Environment/Platform
- Website/web-app
- Browser extension
- Server-side (e.g., Node.js, Deno, Bun)
- Desktop app (e.g., Electron)
- Other (e.g., VSCode extension)
Description
I was trying the code provided in the onnx-community/Janus-1.3B-ONNX
repository, but I encountered the following error:
ort.webgpu.bundle.min.mjs:2603 Uncaught Error: Can't create a session.
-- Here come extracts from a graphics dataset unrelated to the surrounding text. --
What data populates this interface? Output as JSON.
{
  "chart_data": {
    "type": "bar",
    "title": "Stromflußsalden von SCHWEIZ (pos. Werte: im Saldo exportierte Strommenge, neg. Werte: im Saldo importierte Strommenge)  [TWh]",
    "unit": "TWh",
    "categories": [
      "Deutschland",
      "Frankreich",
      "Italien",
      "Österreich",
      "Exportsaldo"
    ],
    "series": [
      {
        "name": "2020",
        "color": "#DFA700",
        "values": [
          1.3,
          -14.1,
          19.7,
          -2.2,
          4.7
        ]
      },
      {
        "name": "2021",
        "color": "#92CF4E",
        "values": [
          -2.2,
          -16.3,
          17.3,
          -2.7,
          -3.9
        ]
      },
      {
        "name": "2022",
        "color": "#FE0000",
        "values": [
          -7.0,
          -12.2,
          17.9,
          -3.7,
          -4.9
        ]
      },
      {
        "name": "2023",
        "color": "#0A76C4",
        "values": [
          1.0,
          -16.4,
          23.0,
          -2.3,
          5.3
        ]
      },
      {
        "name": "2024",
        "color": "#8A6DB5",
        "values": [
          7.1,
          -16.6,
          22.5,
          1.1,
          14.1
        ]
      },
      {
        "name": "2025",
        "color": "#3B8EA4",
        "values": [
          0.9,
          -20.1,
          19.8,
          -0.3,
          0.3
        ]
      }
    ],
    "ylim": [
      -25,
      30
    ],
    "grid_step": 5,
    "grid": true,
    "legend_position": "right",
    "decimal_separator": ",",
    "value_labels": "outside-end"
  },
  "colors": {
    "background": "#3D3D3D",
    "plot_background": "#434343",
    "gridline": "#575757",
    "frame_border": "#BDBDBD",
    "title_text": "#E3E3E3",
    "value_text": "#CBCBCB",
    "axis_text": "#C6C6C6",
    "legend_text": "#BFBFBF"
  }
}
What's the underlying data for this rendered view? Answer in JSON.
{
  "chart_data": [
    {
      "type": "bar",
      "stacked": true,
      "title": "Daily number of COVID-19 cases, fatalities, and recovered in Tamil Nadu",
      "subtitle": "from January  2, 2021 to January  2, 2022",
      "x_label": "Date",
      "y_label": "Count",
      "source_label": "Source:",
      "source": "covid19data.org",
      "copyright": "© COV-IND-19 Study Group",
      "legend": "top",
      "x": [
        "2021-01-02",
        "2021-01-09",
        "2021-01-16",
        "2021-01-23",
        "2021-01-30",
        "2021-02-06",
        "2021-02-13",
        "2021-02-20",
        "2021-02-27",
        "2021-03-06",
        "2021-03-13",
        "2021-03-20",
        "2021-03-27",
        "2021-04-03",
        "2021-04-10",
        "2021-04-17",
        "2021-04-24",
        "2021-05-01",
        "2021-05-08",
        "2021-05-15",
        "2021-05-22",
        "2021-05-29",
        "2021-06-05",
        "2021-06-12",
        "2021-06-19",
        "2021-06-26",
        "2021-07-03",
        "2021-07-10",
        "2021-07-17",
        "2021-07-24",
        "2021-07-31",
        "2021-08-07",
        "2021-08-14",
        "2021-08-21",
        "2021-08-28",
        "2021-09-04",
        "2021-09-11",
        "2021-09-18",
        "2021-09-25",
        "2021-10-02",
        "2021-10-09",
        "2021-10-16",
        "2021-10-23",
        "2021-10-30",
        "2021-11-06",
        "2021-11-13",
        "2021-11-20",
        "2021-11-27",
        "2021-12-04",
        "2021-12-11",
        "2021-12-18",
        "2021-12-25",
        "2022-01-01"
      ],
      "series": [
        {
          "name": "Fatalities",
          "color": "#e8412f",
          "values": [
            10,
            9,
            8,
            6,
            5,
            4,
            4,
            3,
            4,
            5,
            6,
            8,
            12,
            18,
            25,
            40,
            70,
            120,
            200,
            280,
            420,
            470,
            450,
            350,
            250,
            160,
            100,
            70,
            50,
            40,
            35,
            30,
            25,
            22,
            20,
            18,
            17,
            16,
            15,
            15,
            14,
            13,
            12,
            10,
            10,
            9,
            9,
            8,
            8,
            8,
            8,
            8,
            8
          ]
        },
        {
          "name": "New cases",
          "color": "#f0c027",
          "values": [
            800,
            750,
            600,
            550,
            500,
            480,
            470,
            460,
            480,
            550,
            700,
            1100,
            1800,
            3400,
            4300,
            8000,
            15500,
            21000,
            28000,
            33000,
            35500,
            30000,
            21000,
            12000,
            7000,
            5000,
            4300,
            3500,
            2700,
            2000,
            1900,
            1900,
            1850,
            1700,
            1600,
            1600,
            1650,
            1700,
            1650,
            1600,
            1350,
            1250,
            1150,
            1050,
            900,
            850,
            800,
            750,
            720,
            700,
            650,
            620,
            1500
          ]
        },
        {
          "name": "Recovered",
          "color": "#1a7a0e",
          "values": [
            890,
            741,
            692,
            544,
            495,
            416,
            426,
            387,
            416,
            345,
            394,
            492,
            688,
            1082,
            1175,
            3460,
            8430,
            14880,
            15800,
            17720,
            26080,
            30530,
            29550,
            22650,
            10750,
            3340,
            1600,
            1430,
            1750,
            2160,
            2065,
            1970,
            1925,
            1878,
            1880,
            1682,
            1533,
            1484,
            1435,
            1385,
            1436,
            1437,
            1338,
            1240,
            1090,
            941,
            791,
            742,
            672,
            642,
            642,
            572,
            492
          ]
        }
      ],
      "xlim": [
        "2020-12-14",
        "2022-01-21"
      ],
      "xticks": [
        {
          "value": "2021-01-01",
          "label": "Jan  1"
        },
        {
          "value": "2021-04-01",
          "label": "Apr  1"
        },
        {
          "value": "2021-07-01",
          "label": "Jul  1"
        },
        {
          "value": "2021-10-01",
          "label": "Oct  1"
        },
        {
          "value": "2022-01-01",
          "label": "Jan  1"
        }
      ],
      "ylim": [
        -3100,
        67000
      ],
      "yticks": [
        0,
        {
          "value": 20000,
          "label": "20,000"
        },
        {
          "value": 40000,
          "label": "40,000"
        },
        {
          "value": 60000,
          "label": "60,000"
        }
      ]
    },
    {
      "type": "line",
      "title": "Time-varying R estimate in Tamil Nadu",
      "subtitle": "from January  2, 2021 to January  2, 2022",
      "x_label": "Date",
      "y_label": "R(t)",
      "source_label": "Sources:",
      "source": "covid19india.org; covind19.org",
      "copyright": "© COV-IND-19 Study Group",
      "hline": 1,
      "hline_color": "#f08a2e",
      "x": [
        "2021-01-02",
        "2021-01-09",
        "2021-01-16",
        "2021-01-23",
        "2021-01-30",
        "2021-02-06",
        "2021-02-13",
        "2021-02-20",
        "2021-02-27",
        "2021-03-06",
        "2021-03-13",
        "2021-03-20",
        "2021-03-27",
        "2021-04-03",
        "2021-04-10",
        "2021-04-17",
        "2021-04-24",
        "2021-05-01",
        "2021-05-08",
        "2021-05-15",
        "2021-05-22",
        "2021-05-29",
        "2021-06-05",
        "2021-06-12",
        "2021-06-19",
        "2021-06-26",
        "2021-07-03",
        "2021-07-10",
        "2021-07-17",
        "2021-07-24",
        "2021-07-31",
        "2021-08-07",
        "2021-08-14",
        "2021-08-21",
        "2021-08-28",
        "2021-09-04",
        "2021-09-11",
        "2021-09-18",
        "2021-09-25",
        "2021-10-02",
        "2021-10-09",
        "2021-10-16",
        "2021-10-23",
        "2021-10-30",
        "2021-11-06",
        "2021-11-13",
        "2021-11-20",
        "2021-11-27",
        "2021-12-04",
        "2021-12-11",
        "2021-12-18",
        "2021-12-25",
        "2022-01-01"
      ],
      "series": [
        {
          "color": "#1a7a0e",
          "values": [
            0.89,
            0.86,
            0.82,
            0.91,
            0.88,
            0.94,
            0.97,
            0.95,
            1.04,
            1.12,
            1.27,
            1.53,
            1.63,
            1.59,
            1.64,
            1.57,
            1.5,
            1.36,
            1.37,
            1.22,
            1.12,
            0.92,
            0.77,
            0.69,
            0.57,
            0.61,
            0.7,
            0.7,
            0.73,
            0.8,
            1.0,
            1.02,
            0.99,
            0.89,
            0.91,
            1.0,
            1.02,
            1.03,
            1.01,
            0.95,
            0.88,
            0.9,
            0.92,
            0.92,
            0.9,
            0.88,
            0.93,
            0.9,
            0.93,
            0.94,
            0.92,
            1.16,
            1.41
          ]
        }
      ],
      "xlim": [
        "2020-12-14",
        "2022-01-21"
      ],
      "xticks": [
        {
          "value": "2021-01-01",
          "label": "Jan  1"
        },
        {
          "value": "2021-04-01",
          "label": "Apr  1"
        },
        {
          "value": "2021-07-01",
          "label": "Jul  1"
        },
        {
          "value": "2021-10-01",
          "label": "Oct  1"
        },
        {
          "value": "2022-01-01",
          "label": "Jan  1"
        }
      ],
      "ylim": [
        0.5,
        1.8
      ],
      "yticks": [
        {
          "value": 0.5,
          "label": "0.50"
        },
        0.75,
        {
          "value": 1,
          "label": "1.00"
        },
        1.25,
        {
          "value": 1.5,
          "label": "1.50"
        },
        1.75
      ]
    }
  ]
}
Failed to allocate a buffer of
size 2079238052.
at jt (ort.webgpu.bundle.min.mjs:2603:25061)
at Pr (ort.webgpu.bundle.min.mjs:2603:25240)
at Kl (ort.webgpu.bundle.min.mjs:2603:34605)
at mn.loadModel (ort.webgpu.bundle.min.mjs:2603:36389)
at fn.createInferenceSessionHandler (ort.webgpu.bundle.min.mjs:2603:38145)
at e.create (ort.webgpu.bundle.min.mjs:6:19471)
at async createInferenceSession (onnx.js:163:1)
at async models.js:301:1
at async Promise.all (:5173/index 0)
at async constructSessions (models.js:298:1)
I believe that 2079238052 bytes (approximately 1.94 GB) is less than 2 GB, so it shouldn't be causing this issue. Additionally, I noticed that the file preprocessor_config.json
is being downloaded or loaded twice.
Reproduction
import { AutoProcessor, MultiModalityCausalLM } from "@huggingface/transformers";
const model_id = "onnx-community/Janus-1.3B-ONNX";
const processor = await AutoProcessor.from_pretrained(model_id);
const model = await MultiModalityCausalLM.from_pretrained(model_id);
Can you try using WebGPU? Also, I recommend the following dtypes, depending on whether fp16 is supported or not.
const model_id = "onnx-community/Janus-1.3B-ONNX";
const fp16_supported = true; // do feature check
const model = await MultiModalityCausalLM.from_pretrained(model_id, {
dtype: fp16_supported
? {
prepare_inputs_embeds: "q4",
language_model: "q4f16",
lm_head: "fp16",
gen_head: "fp16",
gen_img_embeds: "fp16",
image_decode: "fp32",
}
: {
prepare_inputs_embeds: "fp32",
language_model: "q4",
lm_head: "fp32",
gen_head: "fp32",
gen_img_embeds: "fp32",
image_decode: "fp32",
},
device: {
prepare_inputs_embeds: "wasm", // TODO use "webgpu" when bug is fixed
language_model: "webgpu",
lm_head: "webgpu",
gen_head: "webgpu",
gen_img_embeds: "webgpu",
image_decode: "webgpu",
},
})
It's working now, thanks, @xenova! Much appreciated.
I will wait for the bug to be fixed.
Is it possible to pass the following parameters to the generate_images
function: width
, height
, cfg_weight
, and parallel_size
?
Do you have an example for how to do this in the python library? My understanding is that the model generates exactly 576 tokens, so unless the image decoder can produce higher quality images, it can currently only generate 384x384 images.
My bad, you're right—it's 384x384 after checking their docs. But what about guidance
and parallel_size
?
You should be able to pass e.g., guidance_scale: 4to the
generate_images` function. Batched generation technically works, but needs a bit more experimentation.